Para o professor João Baptista Ferreira de Mello, do Instituto de Geografia da Universidade do Estado do Rio de Janeiro (UERJ), há uma criatividade latente no entorno dos grandes centros urbanos, que fica ainda mais pujante quando direcionada para a vocação regional. “Eu vejo as periferias com olhar simpático. São ricas em todos os aspectos, desde o urbanístico e paisagístico até o engajamento social e religioso, mas, sobretudo, produtivo”, analisa.
Nas cercanias das metrópoles, há um modo de viver diferente, na opinião do professor. “A religião é muito presente, com igrejas de todos os credos, que convivem lado a lado. O sentimento de comunidade também me parece maior. Por isso, a pecha não se coaduna com a riqueza que existe na periferia”, sentencia.
Com o maior Produto Interno Bruto (PIB) agropecuário de Minas Gerais e em sexto lugar no ranking nacional, Unaí tem na lavoura, sobretudo de feijão, milho e soja, e na produção leiteira, sua vocação. A inovação, contudo, vem garantindo renda a um número cada vez maior de agricultores do município mineiro.
Dos quase 84 mil habitantes, 30 mil ou 35% trabalham na lavoura e na pecuária, que ocupam 70% do território, segundo a Emater-MG. A produção diária de leite é de 200 mil litros em média, mas, como recebe o produto de municípios vizinhos, chega a 400 mil litros, coletados por cooperativas e que abastecem grandes empresas. Cerca de 12 mil litros ficam para o consumo de Unaí e a fabricação de derivados, como doce de leite, manteiga e vários tipos de queijo.

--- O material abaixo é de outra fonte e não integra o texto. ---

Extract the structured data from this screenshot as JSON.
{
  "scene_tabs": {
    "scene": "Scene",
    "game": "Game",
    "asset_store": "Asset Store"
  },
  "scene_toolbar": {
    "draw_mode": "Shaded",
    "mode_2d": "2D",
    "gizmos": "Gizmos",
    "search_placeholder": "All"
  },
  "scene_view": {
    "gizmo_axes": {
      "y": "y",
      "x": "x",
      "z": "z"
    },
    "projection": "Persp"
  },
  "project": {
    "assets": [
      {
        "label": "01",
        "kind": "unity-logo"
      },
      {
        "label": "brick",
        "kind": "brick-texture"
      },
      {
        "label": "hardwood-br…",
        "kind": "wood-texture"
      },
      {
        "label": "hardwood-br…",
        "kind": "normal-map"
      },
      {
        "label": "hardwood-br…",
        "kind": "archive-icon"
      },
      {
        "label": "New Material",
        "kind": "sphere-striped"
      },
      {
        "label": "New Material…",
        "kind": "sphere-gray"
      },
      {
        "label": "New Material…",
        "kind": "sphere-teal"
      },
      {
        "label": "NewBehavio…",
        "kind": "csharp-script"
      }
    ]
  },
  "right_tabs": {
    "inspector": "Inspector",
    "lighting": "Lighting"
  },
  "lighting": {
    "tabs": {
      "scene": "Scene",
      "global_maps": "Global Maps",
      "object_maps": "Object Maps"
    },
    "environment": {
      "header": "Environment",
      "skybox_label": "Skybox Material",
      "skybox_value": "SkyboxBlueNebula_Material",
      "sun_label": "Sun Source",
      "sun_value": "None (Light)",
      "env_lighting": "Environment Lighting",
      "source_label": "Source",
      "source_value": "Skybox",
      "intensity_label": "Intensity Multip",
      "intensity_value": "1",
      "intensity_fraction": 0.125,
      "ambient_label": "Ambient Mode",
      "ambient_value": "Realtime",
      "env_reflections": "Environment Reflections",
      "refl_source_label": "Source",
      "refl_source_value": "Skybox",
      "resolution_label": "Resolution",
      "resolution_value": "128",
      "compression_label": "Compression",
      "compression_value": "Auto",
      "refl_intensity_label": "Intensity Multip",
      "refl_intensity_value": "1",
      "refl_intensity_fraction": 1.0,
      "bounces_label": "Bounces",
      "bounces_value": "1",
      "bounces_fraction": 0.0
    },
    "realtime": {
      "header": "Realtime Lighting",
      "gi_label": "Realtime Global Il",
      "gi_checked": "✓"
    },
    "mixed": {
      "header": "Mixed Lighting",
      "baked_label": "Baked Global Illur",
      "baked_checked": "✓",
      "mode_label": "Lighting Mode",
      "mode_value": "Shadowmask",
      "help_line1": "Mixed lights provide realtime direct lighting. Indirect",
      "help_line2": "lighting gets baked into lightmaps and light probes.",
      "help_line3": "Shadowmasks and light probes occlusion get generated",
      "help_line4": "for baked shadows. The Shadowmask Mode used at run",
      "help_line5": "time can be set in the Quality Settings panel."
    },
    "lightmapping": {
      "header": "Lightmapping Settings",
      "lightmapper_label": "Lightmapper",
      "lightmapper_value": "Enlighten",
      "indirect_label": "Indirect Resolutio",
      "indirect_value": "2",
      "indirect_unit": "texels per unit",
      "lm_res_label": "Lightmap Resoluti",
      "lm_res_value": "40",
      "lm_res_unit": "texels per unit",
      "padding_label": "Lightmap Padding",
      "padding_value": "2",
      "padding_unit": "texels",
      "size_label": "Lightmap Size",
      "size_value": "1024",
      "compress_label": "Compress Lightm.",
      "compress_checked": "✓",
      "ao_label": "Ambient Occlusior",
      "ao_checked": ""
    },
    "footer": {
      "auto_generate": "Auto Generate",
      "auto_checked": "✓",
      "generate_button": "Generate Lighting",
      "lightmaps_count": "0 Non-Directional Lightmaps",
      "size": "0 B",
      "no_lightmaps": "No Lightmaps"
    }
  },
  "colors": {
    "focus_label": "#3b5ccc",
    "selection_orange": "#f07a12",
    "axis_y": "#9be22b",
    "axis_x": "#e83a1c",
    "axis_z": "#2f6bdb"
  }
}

Produtor rural da Fazenda Macaúbas, localizada próximo à BR-251, Maikel André Pereira, 26 anos, se uniu ao engenheiro de produção Warley Henrique da Silva, 26, para agregar valor à produção de leite, atividade de várias gerações da família. “Desde 2018, vimos que o leite não estava dando dinheiro. In natura, quase não cobre os custos de produção”, conta Warley.
A opção por derivados foi lógica. “Além de já ter a produção da matéria-prima, percebemos um nicho de mercado interessante”, explica. Os dois empreendedores investiram em infraestrutura, certificaram a propriedade e, em quatro meses, passaram a produzir queijo. “Quando a produção de leite da fazenda cai, a gente compra de outros fornecedores”, diz. Logo tiveram retorno, porém, o espaço ficou pequeno. “Precisamos fazer uma câmara fria para armazenar o produto acabado. Ampliamos o espaço. Também adquirimos uma caldeira para fazer pasteurização, porque o custo com gás estava muito alto”, enumera.
Hoje, o JM Laticínios produz peças de queijo minas padrão, ralado e frescal. Em janeiro, os sócios iniciaram nova reforma. “Estávamos processando de 80 a 100 litros de leite por semana. Com o maquinário novo, vamos para 350 litros”, diz o produtor. O crescimento foi rápido. A dupla contratou um funcionário e está prestes a empregar outro. A expansão da renda foi significativa. “Agora, temos poder de barganha no mercado, ganhamos mais tempo de prateleira do produto. Com a agroindústria, diversificamos a produção. No futuro, vamos fabricar iogurte e bebidas lácteas”, destaca.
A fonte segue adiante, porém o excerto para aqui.